De omgeving is natuurlijk niet gemakkelijk. De banken moeten afrekenen met de lage rente (en dus lagere rente-inkomsten), een wantrouwige consument, trage economische groei, hoge risicopremies en aangescherpte kapitaalvereisten. Tegelijk moeten ze hun dure kantorennetwerk omvormen en hun operationele activiteiten stroomlijnen. De digitalisering kan daar de oplossing bieden, maar gaat in eerste instantie gepaard met forse investeringen in IT en de backoffice. Op die manier gaan de kosten niet omlaag.

“Dat is een grote uitdaging voor de komende jaren”, zegt Walter Sinn van Bain & Company. “Banken moeten ingrijpend herstructureren als ze de operationele kosten willen verminderen. De kosten moeten structureel met nog eens 20 procent of meer naar beneden.”

Ook Bain & Company stelt vast dat het vooral de kleinere, lokale banken uit de kernlanden van Europa zijn die moeten vechten om te overleven. Deze banken boekten zowel in 2008 als in 2012 een negatief rendement, vooral als gevolg van de stagnerende inkomsten en de toename aan probleemkredieten. In het algemeen is de kwaliteit van de kredietportefeuille van kleinere instellingen lager dan die van de grote pan-Europese bankengroepen.

“We mogen een nieuwe fase van consolidatie verwachten”, voorspelt Rocco D’Acunto van Bain & Company. “Voor sommige kleine tot middelgrote banken wordt het moeilijk zichzelf compleet opnieuw uit te vinden en tegelijk de kosten te drukken. Daar zouden de grote instellingen kunnen van profiteren.”

Ook de consultant McKinsey gaat ervan uit dat de sector een nieuwe fusiegolf wacht. Aan de ene kant zullen kleinere banken gedwongen worden op zoek te gaan naar voldoende schaalgrootte en kritische massa. Aan de andere kant ziet het de niet-Europese banken, die financieel sterker staan, opportuniteiten grijpen om hun voetafdruk in Europa te vergroten.

Bain & Company verwijst in zijn studie de discutabele kwaliteit van bepaalde bankactiva als vierde probleem voor de sector. “Tot nu toe heeft de afbouw van de kredietportefeuille niet geleid tot een verbetering van de kwaliteit van de activa”, merkt D’Acunto op, “De verhouding risicoactiva op het totaal van de activa bedroeg 35 procent in 2008 en 34 procent in 2012. Het risicoprofiel is dus amper gewijzigd.” Tegelijk rijst de vraag tegen welke prijs deze activa in de boeken staan.

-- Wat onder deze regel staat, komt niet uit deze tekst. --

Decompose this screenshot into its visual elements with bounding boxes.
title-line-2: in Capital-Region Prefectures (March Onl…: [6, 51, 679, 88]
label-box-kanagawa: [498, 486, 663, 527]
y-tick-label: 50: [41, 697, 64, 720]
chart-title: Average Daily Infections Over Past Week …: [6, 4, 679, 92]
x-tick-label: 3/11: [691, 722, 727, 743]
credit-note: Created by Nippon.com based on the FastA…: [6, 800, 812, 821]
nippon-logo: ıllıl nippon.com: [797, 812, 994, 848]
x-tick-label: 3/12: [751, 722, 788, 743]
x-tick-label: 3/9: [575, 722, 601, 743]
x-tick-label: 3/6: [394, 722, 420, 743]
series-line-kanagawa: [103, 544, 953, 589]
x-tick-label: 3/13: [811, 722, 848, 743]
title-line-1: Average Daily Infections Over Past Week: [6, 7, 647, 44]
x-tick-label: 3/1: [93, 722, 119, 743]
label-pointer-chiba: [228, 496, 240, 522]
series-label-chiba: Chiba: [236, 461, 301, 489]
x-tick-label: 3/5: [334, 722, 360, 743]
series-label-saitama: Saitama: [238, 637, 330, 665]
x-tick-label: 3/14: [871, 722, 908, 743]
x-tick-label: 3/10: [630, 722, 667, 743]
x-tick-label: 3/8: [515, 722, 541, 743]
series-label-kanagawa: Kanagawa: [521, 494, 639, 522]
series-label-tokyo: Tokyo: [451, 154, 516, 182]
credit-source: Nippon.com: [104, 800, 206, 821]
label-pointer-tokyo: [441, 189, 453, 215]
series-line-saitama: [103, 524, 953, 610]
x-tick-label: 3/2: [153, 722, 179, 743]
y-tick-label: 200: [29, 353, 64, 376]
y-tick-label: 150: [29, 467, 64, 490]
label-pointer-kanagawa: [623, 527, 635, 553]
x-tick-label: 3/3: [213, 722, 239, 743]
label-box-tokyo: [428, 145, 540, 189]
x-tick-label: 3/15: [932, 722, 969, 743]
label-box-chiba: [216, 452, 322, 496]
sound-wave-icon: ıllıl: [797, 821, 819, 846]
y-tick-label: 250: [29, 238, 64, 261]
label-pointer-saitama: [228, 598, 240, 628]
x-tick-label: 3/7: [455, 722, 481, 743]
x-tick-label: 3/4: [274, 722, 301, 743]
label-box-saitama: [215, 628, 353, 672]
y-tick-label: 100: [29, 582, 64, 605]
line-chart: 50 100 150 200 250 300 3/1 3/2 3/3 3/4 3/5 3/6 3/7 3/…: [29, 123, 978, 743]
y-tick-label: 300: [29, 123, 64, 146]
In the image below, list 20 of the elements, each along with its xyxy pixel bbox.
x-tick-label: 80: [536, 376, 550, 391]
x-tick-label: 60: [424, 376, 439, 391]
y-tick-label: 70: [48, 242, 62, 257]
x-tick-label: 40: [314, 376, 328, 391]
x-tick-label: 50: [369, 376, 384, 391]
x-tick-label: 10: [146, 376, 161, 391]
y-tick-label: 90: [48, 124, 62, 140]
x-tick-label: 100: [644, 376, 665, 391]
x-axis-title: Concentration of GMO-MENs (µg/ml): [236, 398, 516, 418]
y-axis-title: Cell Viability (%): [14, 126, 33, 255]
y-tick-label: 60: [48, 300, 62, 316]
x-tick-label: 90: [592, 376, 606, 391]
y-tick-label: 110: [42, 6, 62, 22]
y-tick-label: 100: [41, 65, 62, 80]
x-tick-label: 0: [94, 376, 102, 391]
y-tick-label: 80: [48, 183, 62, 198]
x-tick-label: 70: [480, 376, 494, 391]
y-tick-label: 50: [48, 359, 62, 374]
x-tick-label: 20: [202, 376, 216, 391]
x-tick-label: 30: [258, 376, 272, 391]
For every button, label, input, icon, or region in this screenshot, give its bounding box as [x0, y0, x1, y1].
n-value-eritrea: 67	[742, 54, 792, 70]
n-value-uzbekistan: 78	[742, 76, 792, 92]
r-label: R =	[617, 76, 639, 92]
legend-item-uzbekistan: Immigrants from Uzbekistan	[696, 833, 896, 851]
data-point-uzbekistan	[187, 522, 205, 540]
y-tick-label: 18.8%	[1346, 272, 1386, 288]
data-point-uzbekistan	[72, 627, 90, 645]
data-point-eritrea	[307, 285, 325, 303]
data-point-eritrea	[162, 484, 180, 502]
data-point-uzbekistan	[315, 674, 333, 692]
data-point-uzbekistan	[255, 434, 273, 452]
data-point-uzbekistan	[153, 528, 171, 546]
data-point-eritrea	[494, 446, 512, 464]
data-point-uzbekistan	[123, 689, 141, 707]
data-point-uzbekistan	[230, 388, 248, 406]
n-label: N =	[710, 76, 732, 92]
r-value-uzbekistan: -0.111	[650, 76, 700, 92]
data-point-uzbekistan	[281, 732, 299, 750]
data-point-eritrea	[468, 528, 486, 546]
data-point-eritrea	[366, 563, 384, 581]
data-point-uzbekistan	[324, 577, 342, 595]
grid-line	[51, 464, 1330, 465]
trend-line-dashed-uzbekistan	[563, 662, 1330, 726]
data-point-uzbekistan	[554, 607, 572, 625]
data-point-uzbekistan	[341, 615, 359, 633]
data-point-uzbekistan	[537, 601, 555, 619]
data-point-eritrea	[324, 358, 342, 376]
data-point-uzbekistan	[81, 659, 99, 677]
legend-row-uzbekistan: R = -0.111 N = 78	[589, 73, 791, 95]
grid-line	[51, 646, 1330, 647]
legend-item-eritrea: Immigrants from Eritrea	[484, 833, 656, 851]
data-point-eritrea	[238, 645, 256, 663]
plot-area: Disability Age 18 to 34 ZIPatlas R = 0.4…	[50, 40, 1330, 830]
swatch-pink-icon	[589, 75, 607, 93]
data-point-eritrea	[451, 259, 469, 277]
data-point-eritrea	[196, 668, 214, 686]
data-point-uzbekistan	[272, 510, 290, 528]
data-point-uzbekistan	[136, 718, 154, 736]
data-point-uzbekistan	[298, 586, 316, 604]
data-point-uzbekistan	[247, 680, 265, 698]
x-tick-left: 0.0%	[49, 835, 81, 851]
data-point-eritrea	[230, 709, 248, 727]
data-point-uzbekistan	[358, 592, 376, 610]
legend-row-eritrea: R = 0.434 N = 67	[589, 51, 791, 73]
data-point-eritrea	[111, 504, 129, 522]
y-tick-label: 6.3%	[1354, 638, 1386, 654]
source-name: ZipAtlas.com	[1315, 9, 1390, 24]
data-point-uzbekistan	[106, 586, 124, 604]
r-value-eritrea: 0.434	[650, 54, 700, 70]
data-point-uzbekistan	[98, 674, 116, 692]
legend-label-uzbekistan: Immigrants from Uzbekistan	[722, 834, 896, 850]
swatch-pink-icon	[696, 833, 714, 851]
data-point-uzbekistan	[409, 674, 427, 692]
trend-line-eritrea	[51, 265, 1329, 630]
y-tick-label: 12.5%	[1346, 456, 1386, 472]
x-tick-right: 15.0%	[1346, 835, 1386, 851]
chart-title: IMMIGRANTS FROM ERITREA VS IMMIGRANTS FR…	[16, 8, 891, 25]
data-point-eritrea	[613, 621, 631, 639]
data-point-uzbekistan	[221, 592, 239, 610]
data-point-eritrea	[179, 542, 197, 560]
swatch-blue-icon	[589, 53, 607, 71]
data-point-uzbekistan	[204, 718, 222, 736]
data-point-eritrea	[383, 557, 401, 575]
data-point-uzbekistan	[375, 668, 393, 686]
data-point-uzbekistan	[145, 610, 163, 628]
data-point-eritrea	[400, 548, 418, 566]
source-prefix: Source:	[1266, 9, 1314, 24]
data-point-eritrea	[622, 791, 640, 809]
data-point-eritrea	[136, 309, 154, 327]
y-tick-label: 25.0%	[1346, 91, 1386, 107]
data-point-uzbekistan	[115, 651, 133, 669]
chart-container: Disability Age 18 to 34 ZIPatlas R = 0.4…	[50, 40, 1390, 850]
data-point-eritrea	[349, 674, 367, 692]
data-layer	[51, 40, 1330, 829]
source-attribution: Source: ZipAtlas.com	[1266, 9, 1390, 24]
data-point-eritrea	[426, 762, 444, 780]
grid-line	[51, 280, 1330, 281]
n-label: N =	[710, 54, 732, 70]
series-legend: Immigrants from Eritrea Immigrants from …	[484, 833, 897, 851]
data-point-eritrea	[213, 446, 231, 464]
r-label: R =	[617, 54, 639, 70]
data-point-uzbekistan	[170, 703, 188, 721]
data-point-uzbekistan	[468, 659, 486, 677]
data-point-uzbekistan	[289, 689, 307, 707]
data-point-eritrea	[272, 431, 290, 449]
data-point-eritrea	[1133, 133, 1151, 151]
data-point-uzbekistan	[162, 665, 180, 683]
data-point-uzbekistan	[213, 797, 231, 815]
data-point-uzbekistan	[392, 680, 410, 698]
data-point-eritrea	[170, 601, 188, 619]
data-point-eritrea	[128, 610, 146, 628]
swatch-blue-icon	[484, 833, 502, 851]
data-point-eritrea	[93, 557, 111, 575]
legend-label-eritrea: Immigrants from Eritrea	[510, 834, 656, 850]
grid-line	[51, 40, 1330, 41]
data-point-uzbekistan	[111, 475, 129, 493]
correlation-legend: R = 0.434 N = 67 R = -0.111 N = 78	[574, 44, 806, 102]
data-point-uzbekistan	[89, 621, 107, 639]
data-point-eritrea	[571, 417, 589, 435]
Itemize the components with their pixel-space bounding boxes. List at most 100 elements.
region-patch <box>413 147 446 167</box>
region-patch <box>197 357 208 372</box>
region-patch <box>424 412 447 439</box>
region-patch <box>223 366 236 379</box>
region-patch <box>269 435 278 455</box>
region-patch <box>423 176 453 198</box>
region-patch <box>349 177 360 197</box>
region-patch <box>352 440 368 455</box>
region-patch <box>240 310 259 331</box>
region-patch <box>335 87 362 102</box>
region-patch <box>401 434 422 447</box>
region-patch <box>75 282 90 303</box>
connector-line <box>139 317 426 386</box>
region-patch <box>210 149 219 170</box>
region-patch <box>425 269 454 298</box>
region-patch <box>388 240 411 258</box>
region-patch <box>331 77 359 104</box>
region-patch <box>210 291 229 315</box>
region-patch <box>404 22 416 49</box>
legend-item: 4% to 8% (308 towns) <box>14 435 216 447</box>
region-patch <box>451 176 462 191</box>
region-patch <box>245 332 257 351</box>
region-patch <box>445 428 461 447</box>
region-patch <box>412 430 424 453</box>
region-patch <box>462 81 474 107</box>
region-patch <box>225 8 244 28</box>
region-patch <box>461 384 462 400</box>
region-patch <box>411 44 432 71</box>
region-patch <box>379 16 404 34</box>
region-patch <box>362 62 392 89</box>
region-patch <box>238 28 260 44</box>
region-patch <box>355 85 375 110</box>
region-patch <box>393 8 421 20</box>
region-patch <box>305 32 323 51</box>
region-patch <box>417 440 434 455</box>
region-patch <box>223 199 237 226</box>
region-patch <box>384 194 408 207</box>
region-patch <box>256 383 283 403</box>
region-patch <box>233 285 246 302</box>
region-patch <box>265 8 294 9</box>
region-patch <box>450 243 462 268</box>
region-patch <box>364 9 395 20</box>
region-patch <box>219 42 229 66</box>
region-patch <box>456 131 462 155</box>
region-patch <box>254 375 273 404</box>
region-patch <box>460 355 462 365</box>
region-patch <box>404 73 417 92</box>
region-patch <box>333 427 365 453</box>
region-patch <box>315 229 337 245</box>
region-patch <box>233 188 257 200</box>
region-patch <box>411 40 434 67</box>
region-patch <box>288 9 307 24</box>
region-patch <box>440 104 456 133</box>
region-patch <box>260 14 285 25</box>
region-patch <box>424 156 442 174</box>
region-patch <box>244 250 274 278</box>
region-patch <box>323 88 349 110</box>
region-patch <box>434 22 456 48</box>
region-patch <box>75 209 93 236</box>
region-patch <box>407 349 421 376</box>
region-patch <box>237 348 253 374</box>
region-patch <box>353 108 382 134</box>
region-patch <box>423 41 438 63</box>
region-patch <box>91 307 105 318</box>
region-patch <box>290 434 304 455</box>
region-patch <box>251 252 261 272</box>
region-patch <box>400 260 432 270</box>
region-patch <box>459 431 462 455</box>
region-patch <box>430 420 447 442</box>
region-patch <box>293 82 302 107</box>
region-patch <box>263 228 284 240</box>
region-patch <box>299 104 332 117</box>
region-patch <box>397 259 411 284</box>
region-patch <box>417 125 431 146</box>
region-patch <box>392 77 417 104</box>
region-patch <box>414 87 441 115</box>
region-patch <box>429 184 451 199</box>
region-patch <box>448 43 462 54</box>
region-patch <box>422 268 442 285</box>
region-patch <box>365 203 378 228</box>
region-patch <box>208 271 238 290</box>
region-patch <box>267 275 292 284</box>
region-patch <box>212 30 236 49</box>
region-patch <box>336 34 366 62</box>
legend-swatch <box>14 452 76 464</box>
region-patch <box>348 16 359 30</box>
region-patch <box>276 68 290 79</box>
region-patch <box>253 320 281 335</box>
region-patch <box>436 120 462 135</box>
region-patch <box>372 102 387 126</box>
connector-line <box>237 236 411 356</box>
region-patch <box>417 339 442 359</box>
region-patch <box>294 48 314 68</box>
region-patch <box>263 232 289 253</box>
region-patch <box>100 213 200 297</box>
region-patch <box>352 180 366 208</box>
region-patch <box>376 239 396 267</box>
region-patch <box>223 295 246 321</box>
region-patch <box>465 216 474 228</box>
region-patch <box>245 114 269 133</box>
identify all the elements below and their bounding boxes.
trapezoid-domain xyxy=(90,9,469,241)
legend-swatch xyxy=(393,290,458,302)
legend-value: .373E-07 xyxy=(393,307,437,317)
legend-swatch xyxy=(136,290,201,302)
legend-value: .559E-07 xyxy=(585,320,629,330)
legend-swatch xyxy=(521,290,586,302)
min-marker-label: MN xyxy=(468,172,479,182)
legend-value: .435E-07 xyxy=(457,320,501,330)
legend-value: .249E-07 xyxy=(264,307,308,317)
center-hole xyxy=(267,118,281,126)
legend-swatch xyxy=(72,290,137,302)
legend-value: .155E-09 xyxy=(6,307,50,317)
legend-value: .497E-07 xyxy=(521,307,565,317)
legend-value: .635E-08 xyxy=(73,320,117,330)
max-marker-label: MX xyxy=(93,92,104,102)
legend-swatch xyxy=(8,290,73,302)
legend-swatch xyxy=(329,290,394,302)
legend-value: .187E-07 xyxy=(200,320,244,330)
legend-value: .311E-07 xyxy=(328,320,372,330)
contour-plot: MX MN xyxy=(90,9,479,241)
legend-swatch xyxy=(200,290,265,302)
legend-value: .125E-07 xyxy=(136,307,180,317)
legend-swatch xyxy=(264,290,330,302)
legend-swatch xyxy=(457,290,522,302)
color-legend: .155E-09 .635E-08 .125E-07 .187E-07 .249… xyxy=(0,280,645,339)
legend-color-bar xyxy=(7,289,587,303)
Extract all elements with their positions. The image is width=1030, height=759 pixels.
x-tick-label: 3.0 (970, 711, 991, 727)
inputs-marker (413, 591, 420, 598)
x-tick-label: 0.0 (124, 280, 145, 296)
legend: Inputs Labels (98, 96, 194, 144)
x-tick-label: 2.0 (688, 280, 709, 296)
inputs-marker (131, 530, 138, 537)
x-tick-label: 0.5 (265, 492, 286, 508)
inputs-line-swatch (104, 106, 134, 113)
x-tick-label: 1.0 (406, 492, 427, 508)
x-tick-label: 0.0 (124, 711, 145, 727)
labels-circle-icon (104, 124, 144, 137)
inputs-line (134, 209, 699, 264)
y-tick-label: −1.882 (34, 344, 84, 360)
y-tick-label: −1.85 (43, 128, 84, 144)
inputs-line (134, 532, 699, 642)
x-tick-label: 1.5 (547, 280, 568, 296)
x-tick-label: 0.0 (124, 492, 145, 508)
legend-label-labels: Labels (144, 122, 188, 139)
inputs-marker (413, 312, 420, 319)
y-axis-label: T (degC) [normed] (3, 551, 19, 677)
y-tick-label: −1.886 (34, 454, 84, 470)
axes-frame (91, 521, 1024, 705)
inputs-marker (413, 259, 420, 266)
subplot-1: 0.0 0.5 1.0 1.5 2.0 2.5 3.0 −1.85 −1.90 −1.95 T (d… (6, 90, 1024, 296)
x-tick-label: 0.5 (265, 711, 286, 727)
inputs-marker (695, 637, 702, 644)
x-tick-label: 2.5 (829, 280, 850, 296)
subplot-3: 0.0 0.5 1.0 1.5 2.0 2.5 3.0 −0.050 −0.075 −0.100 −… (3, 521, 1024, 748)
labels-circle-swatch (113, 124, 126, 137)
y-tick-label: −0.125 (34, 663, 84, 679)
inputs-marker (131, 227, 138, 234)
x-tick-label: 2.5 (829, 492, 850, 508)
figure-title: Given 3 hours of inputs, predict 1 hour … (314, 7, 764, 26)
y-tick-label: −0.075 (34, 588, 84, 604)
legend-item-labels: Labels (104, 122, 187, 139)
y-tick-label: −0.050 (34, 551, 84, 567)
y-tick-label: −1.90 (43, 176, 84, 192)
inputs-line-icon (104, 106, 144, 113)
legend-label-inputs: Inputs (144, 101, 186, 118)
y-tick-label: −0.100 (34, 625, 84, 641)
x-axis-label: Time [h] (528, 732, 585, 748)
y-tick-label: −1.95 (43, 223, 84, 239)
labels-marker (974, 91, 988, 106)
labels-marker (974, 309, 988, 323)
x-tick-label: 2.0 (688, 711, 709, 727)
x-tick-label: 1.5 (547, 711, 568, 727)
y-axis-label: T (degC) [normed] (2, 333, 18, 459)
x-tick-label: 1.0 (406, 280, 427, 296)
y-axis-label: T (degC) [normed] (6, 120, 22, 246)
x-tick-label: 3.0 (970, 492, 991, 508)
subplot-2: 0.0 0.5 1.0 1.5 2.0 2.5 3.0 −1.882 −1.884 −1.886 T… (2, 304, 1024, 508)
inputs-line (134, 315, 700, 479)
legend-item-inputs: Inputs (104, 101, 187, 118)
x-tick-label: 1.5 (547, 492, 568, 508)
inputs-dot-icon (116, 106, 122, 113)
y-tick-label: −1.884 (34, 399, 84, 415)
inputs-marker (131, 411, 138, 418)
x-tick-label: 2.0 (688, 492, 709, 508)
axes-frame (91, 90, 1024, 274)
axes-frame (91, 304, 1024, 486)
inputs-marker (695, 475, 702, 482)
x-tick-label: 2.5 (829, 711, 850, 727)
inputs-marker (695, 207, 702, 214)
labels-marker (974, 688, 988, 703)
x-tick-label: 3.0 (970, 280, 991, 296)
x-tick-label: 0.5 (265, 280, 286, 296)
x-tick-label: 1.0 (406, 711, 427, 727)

Zijn waardeverminderingen en kwaliteitsverlies voldoende doorgerekend in de waardering van kredieten en schuldpapier? Daar bestaat weinig duidelijkheid over. Niet in elk land is de boekhoudkundige orthodoxie even groot.

Die duidelijkheid zal de ECB moeten scheppen. De Europese Centrale Bank neemt in de tweede helft van 2014 het toezicht op de Europese banken over. Daarvoor (in de eerste helft van 2014) wil de ECB een grondig onderzoek doen naar de kwaliteit van de activa die de banken op hun balans aanhouden. Asset quality review, we zullen de term de komende maanden vaker horen. De oefening is levensbelangrijk voor de overdracht van nationale bevoegdheden aan de ECB en voor de geloofwaardigheid van de nieuwe centrale toezichthouder. De European Banking Authority voerde in 2011 een reeks stresstesten uit, en amper een paar maanden later kwam een aantal gezond verklaarde instellingen (waaronder Dexia) al in de problemen. Van die opdoffer heeft de EBA zich nooit meer hersteld.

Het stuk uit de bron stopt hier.